Tandem: la vuelta del señor de los viajes imposibles
Philippe Genty regresa en el marco del puente cultural París-Buenos Aires, para presentar Viajeros inmóviles, en el Teatro San Martín
MOSCU/PARIS.- Sobre el canal Vodootvnydny hay un puente peatonal que da al parque Bolotnaya. Sobre él, hay unos vistosos árboles de metal que parecen esculturas kitsch . Hasta allí llegan las parejas de recién casados, acompañados por amigos y familiares en medio de un clima de fiesta. La pareja lleva un candado que cierra en una de las ramas de ese árbol de hierro.
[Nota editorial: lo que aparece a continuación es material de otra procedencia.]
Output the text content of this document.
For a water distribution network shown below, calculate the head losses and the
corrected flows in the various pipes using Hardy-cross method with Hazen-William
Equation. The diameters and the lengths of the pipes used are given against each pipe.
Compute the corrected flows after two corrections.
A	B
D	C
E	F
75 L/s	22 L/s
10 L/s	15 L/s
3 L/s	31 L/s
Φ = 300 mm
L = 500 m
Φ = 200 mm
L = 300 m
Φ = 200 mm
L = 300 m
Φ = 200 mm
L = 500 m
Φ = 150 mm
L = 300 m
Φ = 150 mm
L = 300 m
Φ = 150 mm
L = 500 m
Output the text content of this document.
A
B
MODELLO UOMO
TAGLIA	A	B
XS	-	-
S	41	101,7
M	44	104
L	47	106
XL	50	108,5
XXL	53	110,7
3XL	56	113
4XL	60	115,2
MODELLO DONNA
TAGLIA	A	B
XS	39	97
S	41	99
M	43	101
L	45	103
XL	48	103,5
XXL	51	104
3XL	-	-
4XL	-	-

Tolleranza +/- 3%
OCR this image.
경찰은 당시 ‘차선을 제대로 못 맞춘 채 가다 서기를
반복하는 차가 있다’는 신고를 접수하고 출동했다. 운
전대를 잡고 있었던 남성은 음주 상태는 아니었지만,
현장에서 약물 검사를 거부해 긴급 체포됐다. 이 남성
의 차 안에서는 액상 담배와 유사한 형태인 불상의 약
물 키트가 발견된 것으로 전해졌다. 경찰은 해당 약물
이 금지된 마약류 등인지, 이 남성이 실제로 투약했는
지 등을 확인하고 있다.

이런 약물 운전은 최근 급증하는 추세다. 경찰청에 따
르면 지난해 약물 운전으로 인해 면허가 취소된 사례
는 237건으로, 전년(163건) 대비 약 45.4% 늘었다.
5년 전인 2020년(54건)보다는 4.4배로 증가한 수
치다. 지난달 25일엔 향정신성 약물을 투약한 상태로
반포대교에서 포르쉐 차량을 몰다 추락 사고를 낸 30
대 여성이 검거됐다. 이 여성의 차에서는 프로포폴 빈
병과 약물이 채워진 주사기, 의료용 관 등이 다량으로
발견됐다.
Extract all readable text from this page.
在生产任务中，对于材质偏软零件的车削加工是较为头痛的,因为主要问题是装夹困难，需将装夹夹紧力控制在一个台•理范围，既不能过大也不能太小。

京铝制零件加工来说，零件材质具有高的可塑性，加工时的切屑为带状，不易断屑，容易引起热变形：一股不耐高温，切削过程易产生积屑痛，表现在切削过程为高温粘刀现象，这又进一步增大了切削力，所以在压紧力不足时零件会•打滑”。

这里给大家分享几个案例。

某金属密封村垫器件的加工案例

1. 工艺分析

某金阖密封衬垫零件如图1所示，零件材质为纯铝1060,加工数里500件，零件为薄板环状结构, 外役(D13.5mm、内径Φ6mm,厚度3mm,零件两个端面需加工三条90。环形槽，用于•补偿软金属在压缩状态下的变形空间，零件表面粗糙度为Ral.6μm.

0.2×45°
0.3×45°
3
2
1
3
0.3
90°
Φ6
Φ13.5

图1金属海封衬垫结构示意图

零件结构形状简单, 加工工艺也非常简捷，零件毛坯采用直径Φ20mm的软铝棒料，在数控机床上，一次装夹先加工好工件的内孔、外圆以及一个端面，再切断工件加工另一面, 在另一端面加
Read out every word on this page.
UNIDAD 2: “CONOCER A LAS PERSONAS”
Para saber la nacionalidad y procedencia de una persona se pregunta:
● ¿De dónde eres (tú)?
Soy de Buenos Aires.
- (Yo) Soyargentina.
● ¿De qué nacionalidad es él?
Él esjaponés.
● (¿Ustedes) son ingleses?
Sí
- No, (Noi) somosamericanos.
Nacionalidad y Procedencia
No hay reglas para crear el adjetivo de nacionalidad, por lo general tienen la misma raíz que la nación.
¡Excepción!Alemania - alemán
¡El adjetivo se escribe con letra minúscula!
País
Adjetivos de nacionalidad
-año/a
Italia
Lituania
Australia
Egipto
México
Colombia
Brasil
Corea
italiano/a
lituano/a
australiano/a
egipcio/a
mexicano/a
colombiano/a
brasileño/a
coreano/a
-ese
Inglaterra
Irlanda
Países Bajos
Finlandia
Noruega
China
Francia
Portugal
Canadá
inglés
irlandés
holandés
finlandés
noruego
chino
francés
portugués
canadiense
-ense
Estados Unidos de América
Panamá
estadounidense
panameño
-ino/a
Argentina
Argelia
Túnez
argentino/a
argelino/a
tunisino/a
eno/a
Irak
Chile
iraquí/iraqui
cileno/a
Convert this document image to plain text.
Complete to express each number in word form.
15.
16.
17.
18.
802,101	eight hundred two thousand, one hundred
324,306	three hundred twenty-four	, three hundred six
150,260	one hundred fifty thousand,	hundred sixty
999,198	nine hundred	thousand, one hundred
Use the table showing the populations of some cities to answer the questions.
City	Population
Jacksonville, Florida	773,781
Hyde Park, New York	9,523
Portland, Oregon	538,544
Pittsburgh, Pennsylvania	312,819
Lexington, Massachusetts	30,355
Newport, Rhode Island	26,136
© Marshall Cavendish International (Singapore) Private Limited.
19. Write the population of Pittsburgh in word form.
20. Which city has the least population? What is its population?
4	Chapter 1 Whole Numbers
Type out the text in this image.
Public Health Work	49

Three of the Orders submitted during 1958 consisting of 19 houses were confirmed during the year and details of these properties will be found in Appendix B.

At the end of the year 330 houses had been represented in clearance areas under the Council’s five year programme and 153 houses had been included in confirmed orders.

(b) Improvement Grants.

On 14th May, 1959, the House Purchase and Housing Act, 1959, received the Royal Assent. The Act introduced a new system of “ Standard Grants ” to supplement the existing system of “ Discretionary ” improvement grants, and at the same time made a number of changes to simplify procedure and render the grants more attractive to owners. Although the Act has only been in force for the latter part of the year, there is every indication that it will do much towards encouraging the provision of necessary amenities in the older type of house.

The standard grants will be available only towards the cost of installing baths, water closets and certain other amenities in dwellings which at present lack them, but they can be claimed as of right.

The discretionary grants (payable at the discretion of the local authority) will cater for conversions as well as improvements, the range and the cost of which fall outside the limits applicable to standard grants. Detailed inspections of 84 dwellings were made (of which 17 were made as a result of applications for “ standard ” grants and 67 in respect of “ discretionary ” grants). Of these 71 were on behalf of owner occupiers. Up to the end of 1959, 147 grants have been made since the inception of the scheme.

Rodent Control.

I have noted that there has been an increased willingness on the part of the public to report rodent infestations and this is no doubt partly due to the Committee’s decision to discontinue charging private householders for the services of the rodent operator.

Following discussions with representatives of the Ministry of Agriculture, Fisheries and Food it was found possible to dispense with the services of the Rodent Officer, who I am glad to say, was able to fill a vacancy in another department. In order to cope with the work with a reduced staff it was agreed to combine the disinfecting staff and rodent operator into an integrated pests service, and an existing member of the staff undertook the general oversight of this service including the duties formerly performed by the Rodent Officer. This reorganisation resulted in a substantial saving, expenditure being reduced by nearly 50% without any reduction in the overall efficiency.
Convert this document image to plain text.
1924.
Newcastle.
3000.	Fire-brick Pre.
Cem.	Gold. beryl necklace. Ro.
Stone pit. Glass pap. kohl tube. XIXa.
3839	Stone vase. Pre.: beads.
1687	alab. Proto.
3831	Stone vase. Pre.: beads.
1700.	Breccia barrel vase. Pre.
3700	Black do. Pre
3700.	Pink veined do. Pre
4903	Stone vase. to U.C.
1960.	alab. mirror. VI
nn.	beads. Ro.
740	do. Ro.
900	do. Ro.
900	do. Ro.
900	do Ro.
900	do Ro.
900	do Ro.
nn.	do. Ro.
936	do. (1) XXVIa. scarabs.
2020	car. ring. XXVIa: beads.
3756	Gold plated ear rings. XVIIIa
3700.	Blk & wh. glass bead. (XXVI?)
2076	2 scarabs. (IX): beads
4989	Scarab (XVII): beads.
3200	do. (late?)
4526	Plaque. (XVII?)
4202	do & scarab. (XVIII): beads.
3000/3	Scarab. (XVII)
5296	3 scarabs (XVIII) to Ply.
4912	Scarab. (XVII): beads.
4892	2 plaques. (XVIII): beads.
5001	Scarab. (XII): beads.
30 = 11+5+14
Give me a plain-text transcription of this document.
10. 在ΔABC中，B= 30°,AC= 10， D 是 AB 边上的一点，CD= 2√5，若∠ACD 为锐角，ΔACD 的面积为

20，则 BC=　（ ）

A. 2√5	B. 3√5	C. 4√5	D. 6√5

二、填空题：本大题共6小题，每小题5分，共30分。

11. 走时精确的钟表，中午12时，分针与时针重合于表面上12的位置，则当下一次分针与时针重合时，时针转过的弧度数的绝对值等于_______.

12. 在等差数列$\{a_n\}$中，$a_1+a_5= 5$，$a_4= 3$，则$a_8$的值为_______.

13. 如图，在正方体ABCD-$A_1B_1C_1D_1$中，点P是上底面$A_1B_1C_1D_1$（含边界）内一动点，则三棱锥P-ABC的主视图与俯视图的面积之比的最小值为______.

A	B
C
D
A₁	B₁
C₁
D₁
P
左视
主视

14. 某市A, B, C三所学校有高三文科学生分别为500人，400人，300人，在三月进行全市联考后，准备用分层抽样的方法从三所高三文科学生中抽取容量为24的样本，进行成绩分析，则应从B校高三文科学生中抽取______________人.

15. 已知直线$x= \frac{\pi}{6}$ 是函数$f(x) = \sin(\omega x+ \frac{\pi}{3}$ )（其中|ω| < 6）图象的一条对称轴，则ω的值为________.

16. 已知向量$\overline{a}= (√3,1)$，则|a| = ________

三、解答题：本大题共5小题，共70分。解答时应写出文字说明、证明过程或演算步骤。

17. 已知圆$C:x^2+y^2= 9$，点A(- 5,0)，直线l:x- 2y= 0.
Al candado le escriben sus nombres y lo dejan allí como un mudo testigo de un amor. En las barandas de otro puente peatonal, el Pont des Arts, en París, las parejas también le cuelgan candados con igual simbología. Sea en el puente parisiense (aquel que Cortázar cita tantas veces en Rayuela ) o en el moscovita, no creo que, 45 años atrás, Philippe Genty y Mary Underwood hayan dejado uno por ahí. "Ella me encontró en un estado terrible; sin su ayuda no hubiera podido.", reconoció el gran director en otra oportunidad. El, ahora, atraviesa un momento complejo; claro que el tándem que compone con Mary es tan único y enternecedor que parece apenas un sobresalto en la ruta.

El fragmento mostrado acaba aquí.